Jak władza oszukuje obywateli na 100 mld zł rocznie

A kto płaci podatki? Wszyscy – odpowiedź wydaje się oczywista. Ja płacę, pan płaci, pani płaci, społeczeństwo płaci. Płacimy podatki zarabiając pieniądze (PIT,ZUS,itp.) – płacimy podatki wydając pieniądze (VAT, akcyzy,itp.)

No to zastanówmy się przez chwilę: skoro Ty czytelniku uczciwie pracujesz i płacisz podatki – a z Twoich podatków państwo wypłaca pensję urzędnikowi – to przecież podatek, który on od tej pensji zapłaci – TEŻ POCHODZI Z TWOICH PIENIĘDZY.


Mało tego, jeśli urzędnik pójdzie coś sobie kupić – to płacąc za zakupy płaci niby VAT – jak my wszyscy – ale znowu, płaci go przecież z Twoich pieniędzy (z Twoich podatków) !!!

Krótko mówiąc – urzędnicy i inni pracownicy budżetówki nie płacą podatków – MY za nich płacimy – to oczywiste.

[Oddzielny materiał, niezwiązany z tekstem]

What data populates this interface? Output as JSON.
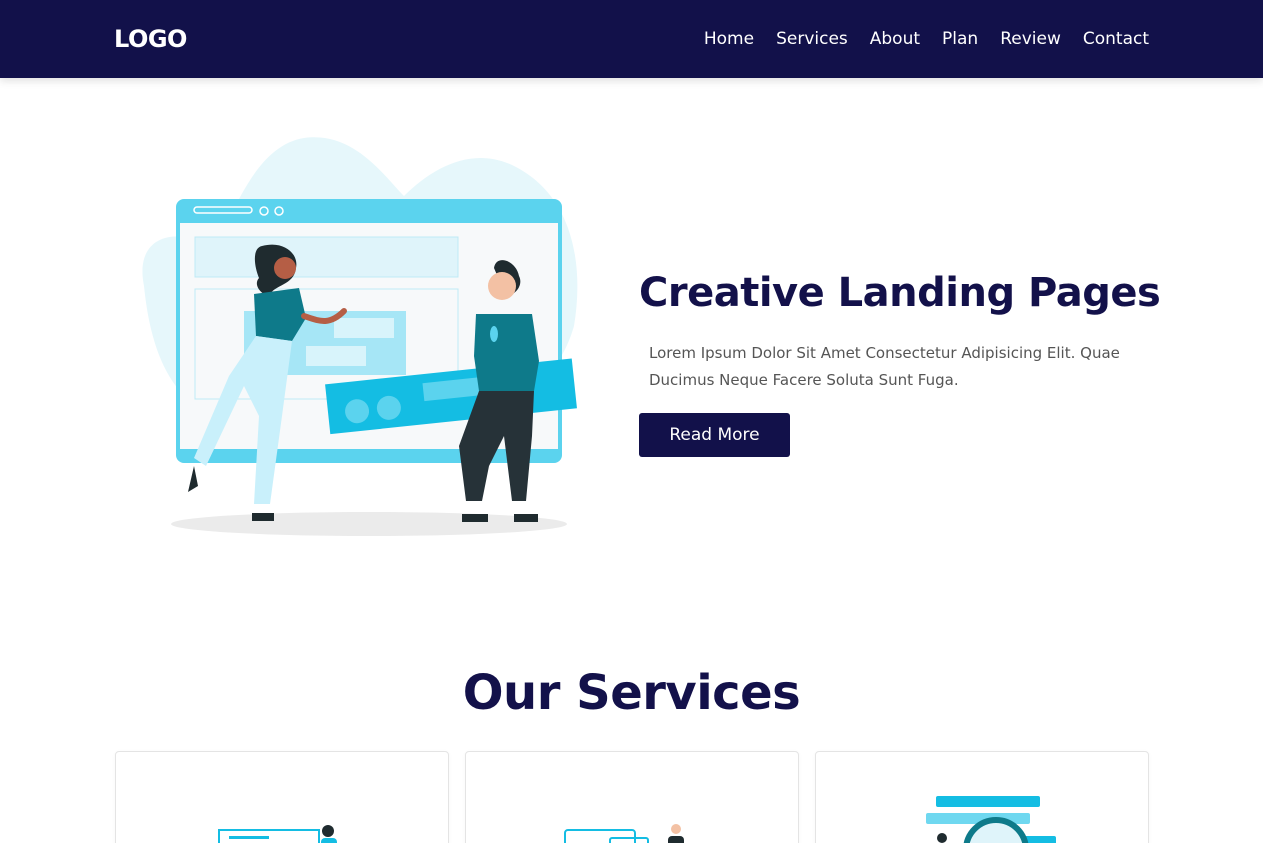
{
  "header": {
    "logo": "LOGO",
    "nav": [
      "Home",
      "Services",
      "About",
      "Plan",
      "Review",
      "Contact"
    ]
  },
  "hero": {
    "title": "Creative Landing Pages",
    "text": "Lorem Ipsum Dolor Sit Amet Consectetur Adipisicing Elit. Quae Ducimus Neque Facere Soluta Sunt Fuga.",
    "button": "Read More",
    "illustration": "people-building-webpage-illustration"
  },
  "services": {
    "heading_prefix": "Our",
    "heading_highlight": "Services",
    "cards": [
      {
        "icon": "web-design-illustration"
      },
      {
        "icon": "devices-illustration"
      },
      {
        "icon": "search-magnifier-illustration"
      }
    ]
  },
  "colors": {
    "navy": "#12114a",
    "accent": "#1ec1ea",
    "light_blue": "#5bd3ee",
    "text_gray": "#555555"
  }
}
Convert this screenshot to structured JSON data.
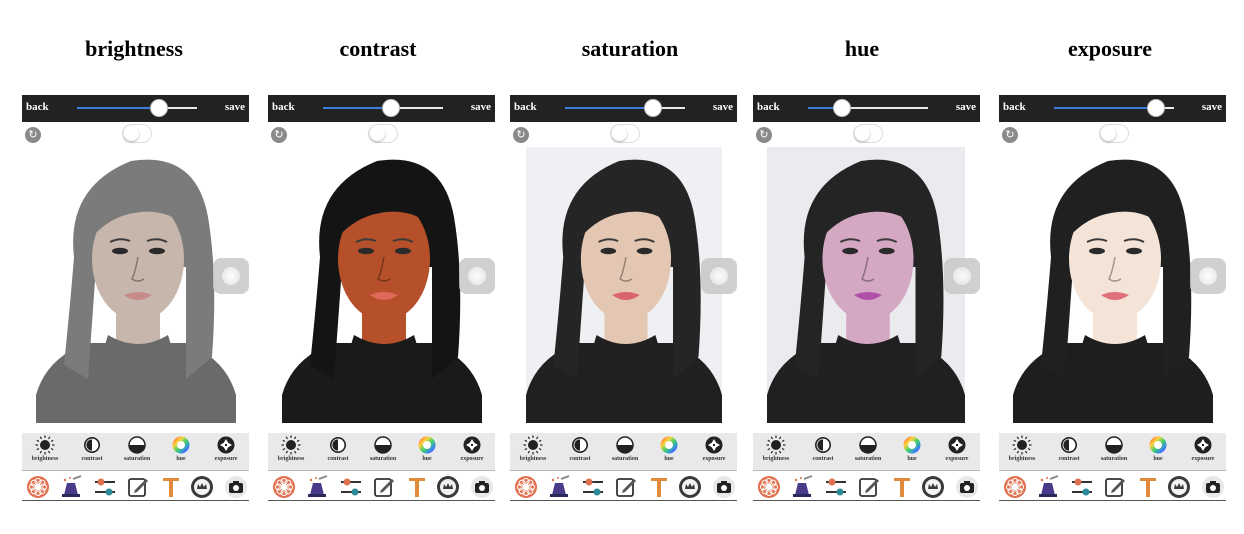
{
  "captions": [
    "brightness",
    "contrast",
    "saturation",
    "hue",
    "exposure"
  ],
  "topbar": {
    "back_label": "back",
    "save_label": "save"
  },
  "panels": [
    {
      "slider_value": 0.68
    },
    {
      "slider_value": 0.57
    },
    {
      "slider_value": 0.73
    },
    {
      "slider_value": 0.28
    },
    {
      "slider_value": 0.85
    }
  ],
  "adjustments": [
    {
      "label": "brightness",
      "icon": "sun-icon"
    },
    {
      "label": "contrast",
      "icon": "contrast-icon"
    },
    {
      "label": "saturation",
      "icon": "half-circle-icon"
    },
    {
      "label": "hue",
      "icon": "color-wheel-icon"
    },
    {
      "label": "exposure",
      "icon": "aperture-icon"
    }
  ],
  "tools": [
    "flower-icon",
    "magic-hat-icon",
    "sliders-icon",
    "edit-icon",
    "text-icon",
    "crown-badge-icon",
    "camera-icon"
  ],
  "colors": {
    "topbar": "#222222",
    "slider_fill": "#3b7ddd",
    "tool_accent": "#e0704f"
  }
}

Po co więc cała ta zabawa? Państwo najpierw płaci urzędnikowi z budżetu pensję brutto – a następnie potrąca „podatek”, samo sobie (sic!), z własnego wydatku?
Przecież to nie ma sensu!

Otóż ma – chodzi tylko i wyłącznie o to – abyśmy się nie połapali, że jesteśmy wszyscy oszukiwani i potrzeby budżetowe kraju są sztucznie na papierze zawyżone o ok. 1/3 (ok 100 mld zł rocznie) - tyle tracimy na samej wadliwej konstrukcji systemu podatkowego!


Wszystko po to, aby połowę z tych 100 mld odebranych NIEPOTRZEBNIE podatnikom politycy mogli rozdzielić między siebie i swoich znajomków pod płaszczykiem "wydatków państwowych".
(druga połowa z tych 100 mld to tylko sztuczny zapis operacji księgowych na papierze)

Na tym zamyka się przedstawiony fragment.